Of the New Canaan architects, Philip Johnson, Marcel Breuer, and Eliot Noyes all achieved some renown in their lifetimes; less so for the others who worked there, and the book provides them with well-deserved exposure. It’s satisfying to see the work of Hugh Smallen and Alan Goldberg, both of whose approaches show a refinement of earlier modernist principles with more expansive proportions and richer materials to reflect shifting residential lifestyles.

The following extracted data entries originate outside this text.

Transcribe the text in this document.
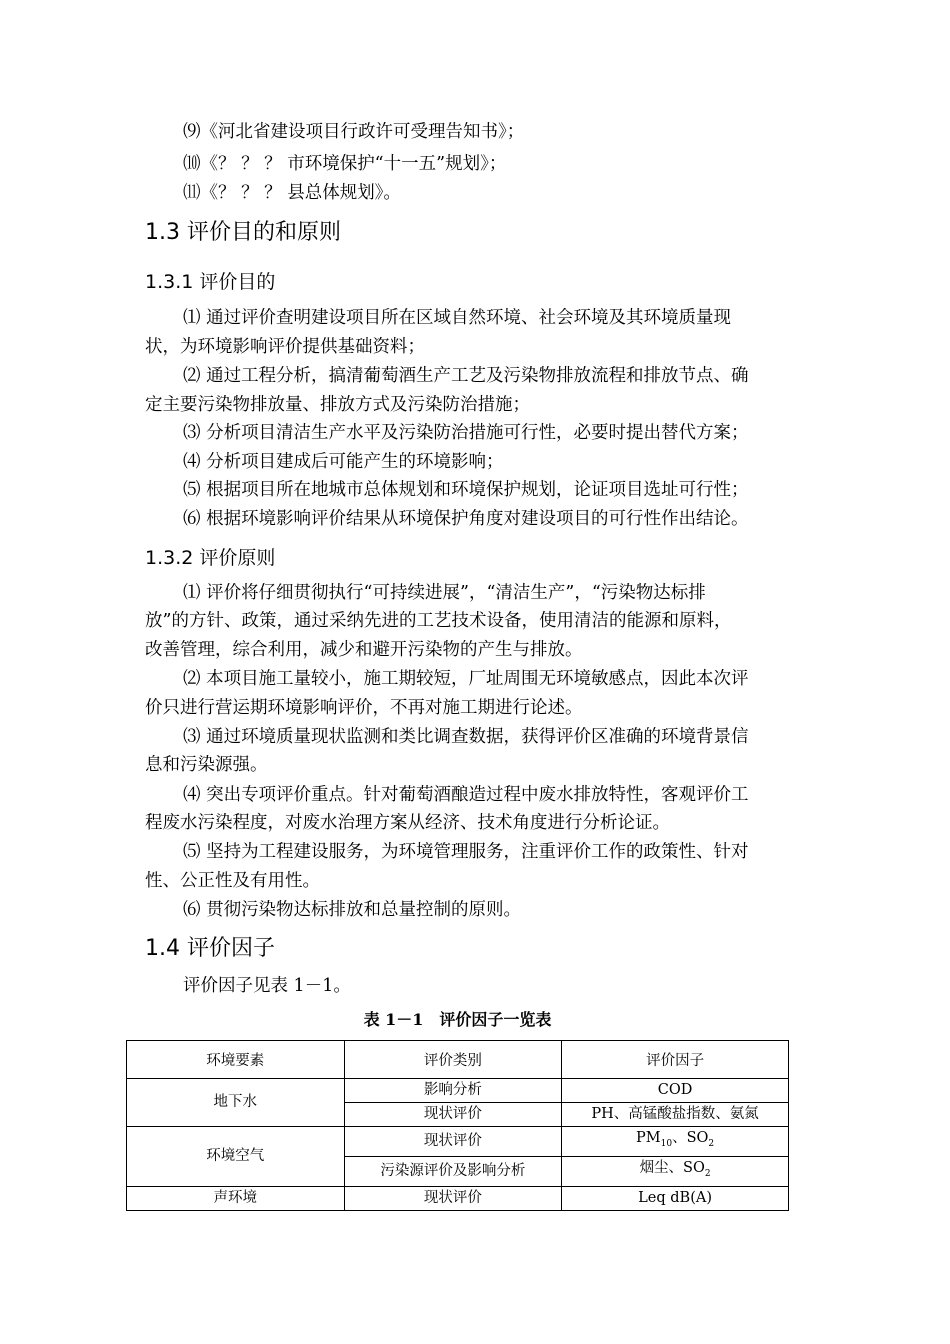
⑼《河北省建设项目行政许可受理告知书》；
⑽《？ ？ ？ 市环境保护“十一五”规划》；
⑾《？ ？ ？ 县总体规划》。
1.3 评价目的和原则
1.3.1 评价目的
⑴ 通过评价查明建设项目所在区域自然环境、社会环境及其环境质量现
状，为环境影响评价提供基础资料；
⑵ 通过工程分析，搞清葡萄酒生产工艺及污染物排放流程和排放节点、确
定主要污染物排放量、排放方式及污染防治措施；
⑶ 分析项目清洁生产水平及污染防治措施可行性，必要时提出替代方案；
⑷ 分析项目建成后可能产生的环境影响；
⑸ 根据项目所在地城市总体规划和环境保护规划，论证项目选址可行性；
⑹ 根据环境影响评价结果从环境保护角度对建设项目的可行性作出结论。
1.3.2 评价原则
⑴ 评价将仔细贯彻执行“可持续进展”，“清洁生产”，“污染物达标排
放”的方针、政策，通过采纳先进的工艺技术设备，使用清洁的能源和原料，
改善管理，综合利用，减少和避开污染物的产生与排放。
⑵ 本项目施工量较小，施工期较短，厂址周围无环境敏感点，因此本次评
价只进行营运期环境影响评价，不再对施工期进行论述。
⑶ 通过环境质量现状监测和类比调查数据，获得评价区准确的环境背景信
息和污染源强。
⑷ 突出专项评价重点。针对葡萄酒酿造过程中废水排放特性，客观评价工
程废水污染程度，对废水治理方案从经济、技术角度进行分析论证。
⑸ 坚持为工程建设服务，为环境管理服务，注重评价工作的政策性、针对
性、公正性及有用性。
⑹ 贯彻污染物达标排放和总量控制的原则。
1.4 评价因子
评价因子见表 1－1。
表 1－1　评价因子一览表
环境要素	评价类别	评价因子
地下水	影响分析	COD
	现状评价	PH、高锰酸盐指数、氨氮
环境空气	现状评价	$PM_{10}$、$SO_2$
	污染源评价及影响分析	烟尘、$SO_2$
声环境	现状评价	Leq dB(A)
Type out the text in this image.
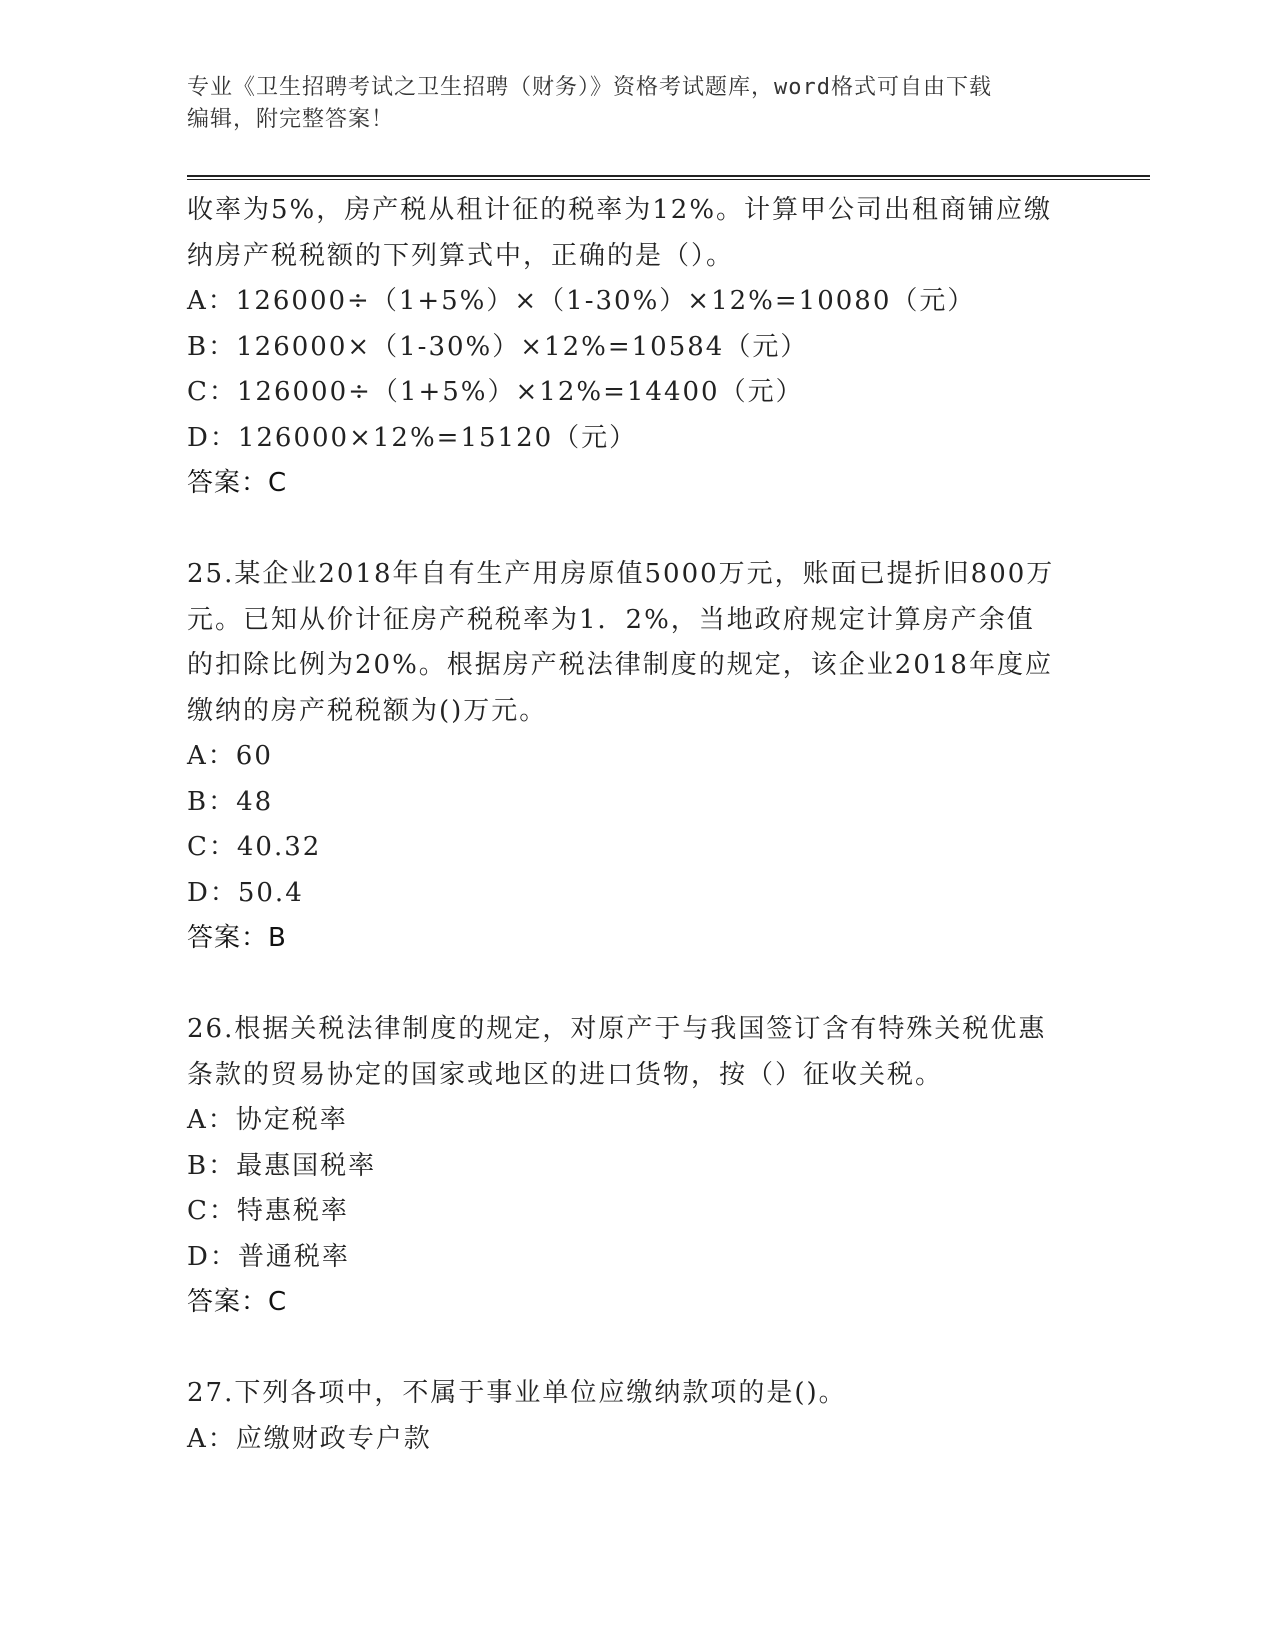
专业《卫生招聘考试之卫生招聘（财务）》资格考试题库，word格式可自由下载
编辑，附完整答案！
收率为5%，房产税从租计征的税率为12%。计算甲公司出租商铺应缴
纳房产税税额的下列算式中，正确的是（）。
A：126000÷（1+5%）×（1-30%）×12%=10080（元）
B：126000×（1-30%）×12%=10584（元）
C：126000÷（1+5%）×12%=14400（元）
D：126000×12%=15120（元）
答案：C
25.某企业2018年自有生产用房原值5000万元，账面已提折旧800万
元。已知从价计征房产税税率为1．2%，当地政府规定计算房产余值
的扣除比例为20%。根据房产税法律制度的规定，该企业2018年度应
缴纳的房产税税额为()万元。
A：60
B：48
C：40.32
D：50.4
答案：B
26.根据关税法律制度的规定，对原产于与我国签订含有特殊关税优惠
条款的贸易协定的国家或地区的进口货物，按（）征收关税。
A：协定税率
B：最惠国税率
C：特惠税率
D：普通税率
答案：C
27.下列各项中，不属于事业单位应缴纳款项的是()。
A：应缴财政专户款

Like most large format books of its type, Midcentury Houses Today is primarily about its images, and Michael Biondo’s photographs do not disappoint, strikingly displaying New Canaan’s singularity as a setting for these buildings and their exquisite relationship with the southern New England landscape of woods, ravines, creeks, and outcroppings.

The book does have its shortcomings. There’s a paucity of period photographs. Each house is illustrated with a black and white exterior shot, contemporary with the house’s completion; many of them are no more than thumbnail size and none feature views of the interiors, depriving readers the opportunity of comparing the then with the now. In one case, the text refers to a set of 1954 Ezra Stoller photographs of one of the houses. Why didn’t the book reproduce them? Are image rights that expensive?

And with regards to the contemporary illustrations, the reader accustomed to the “credits” appended at the back of most shelter magazines will be frustrated to discover no identification of those responsible for the interior design and decoration of the houses, to say nothing of an itemized list of sources and materials. And while there is reference to the forces threatening the remaining modernist houses in New Canaan, and, by extension, the rest of the country, the discussion is relatively limited.

Of course, Midcentury Houses Today isn’t a home decorating magazine or a professional design journal; it’s not really even a book about architecture and design. It’s about documentation, not polemics, and preservation, not aesthetics. And as a preservation document, it’s an excellent addition to the canon.